[
http://issues.apache.org/jira/browse/NUTCH-139?page=comments#action_12364116 ]
Chris A. Mattmann commented on NUTCH-139:
-----------------------------------------
Just to add to Jerome's last comment, I think the key here is simplicity. As a
software developer, and ultimately as an end user of Nutch, I identified the
issue that there we several places where a developer has to remember the exact
string used in a particular piece of code hidden under layers of OO
abstraction, etc., just to get the value of a metadata property returned from
the protocol layer. For example, did you know that in order to get the content
encoding at the protocol level, you have to use the EXACT string
"Content-Encoding", not "ContentEncoding", or "ContenT-ENcodING", etc, but
"Content-Encoding". There are numerous other examples at the protocol level,
such "Content-Length", and "Content-Type" (even though Doug by now I'm sure
hates that example :-) ). The whole point is that if you go look at the
protocol level plugins, they all share the fact that they are reading these
properties, and in some cases writing them to a metadata map. The whole issue
is, why, as a writer of a protocol layer plugin, should I have to worry about
the exact format of the String to get the "Content-Encoding" from the protocol
layer? Wouldn't it be nice to standardize public static final Strings and then
reference them instead of replicate them at the protocol plugin levels?

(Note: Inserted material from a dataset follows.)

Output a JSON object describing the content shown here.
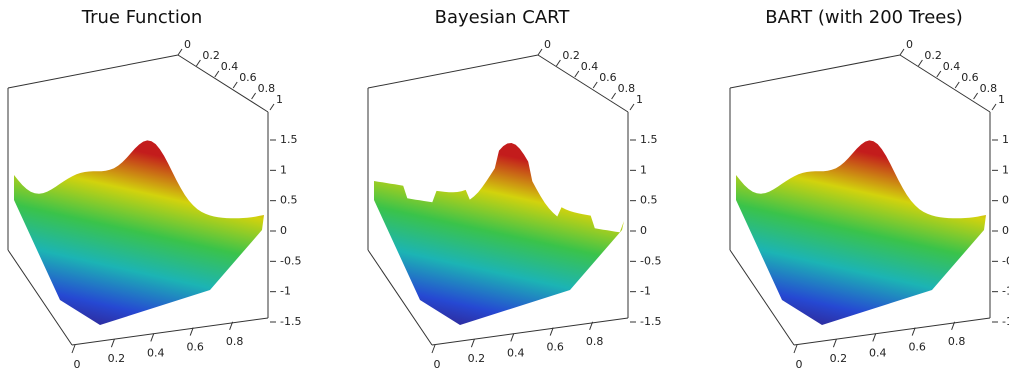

So, instead of having within protocol-http/HttpResponse.java:
String contentLengthString = (String)headers.get("Content-Length");
and then in protocol-file/FileResponse.java
hdrs.put("Content-Length", new Long(size).toString());
wouldn't it be nice to have a public static final String CONTENT_LENGTH =
"Content-Length", and then replacing the hard coded strings in the protocol
plugin code? So the above becomes:
protocol-http/HttpResponse.java:
String contentLengthString = (String)headers.get(CONTENT_LENGTH);
protocol-file/FileResponse.java
hdrs.put(CONTENT_LENGTH, new Long(size).toString());
Of course, that's just one layer of the issue. As we've all identified these
so-called "magic" strings exist at the parsing layers too. For example, in the
rtf parser, there are * 17 * of these so called magic strings, ranging from
"Security" to "Last-Save-Date" to "Last-Printed". Of course it would be naive
to put every single metadata string that is written or read from a Map in the
parsing and protocol layers of nutch into a single monolithic metadata class,
but in the end, there are several standard metadata properties (* cough cough
Dublin Core *) that deserve such first class status, along with certain other
commonly used metadata properties at each respective layer, protocol and
parsing. I believe that the purpose of this patch should not only to provide an
extensible Metadata class, but also let's not forget the simple stuff too. And
also, let's not turn this issue into 993939393 different things that need to be
done. It should be phased into several capabilities, and the first phase would
be providing standard metadata names container at protocol and parsing layers
which Jerome and I are working towards. I guess what I'm just trying to
advocate is to not just forget about this issue by adding a million things to
it, and making it difficult to complete that it never gets completed and
accepted. Let's just keep it focused and simple, because in the end, as a user
of Nutch, and as a software developer, I think it is very time-saving and
helpful to have common Strings defined in one-place, or a few places rather
than spread out across 20 or 30 classes, where you have to inspect each class
to find out the exact way to read/write a String to make stuff work. That's all
I'm saying.
> Standard metadata property names in the ParseData metadata
> ----------------------------------------------------------
>
> Key: NUTCH-139
> URL: http://issues.apache.org/jira/browse/NUTCH-139
> Project: Nutch
> Type: Improvement
> Components: fetcher
> Versions: 0.7.1, 0.7, 0.6, 0.7.2-dev, 0.8-dev
> Environment: Power Mac OS X 10.4, Dual Processor G5 2.0 Ghz, 1.5 GB RAM,
> although bug is independent of environment
> Reporter: Chris A. Mattmann
> Assignee: Chris A. Mattmann
> Priority: Minor
> Fix For: 0.7.2-dev, 0.8-dev, 0.7.1, 0.7, 0.6
> Attachments: NUTCH-139.060105.patch, NUTCH-139.Mattmann.patch.txt,
> NUTCH-139.jc.review.patch.txt
>
> Currently, people are free to name their string-based properties anything
> that they want, such as having names of "Content-type", "content-TyPe",
> "CONTENT_TYPE" all having the same meaning. Stefan G. I believe proposed a
> solution in which all property names be converted to lower case, but in
> essence this really only fixes half the problem right (the case of
> identifying that "CONTENT_TYPE"
> and "conTeNT_TyPE" and all the permutations are really the same). What about
> if I named it "Content Type", or "ContentType"?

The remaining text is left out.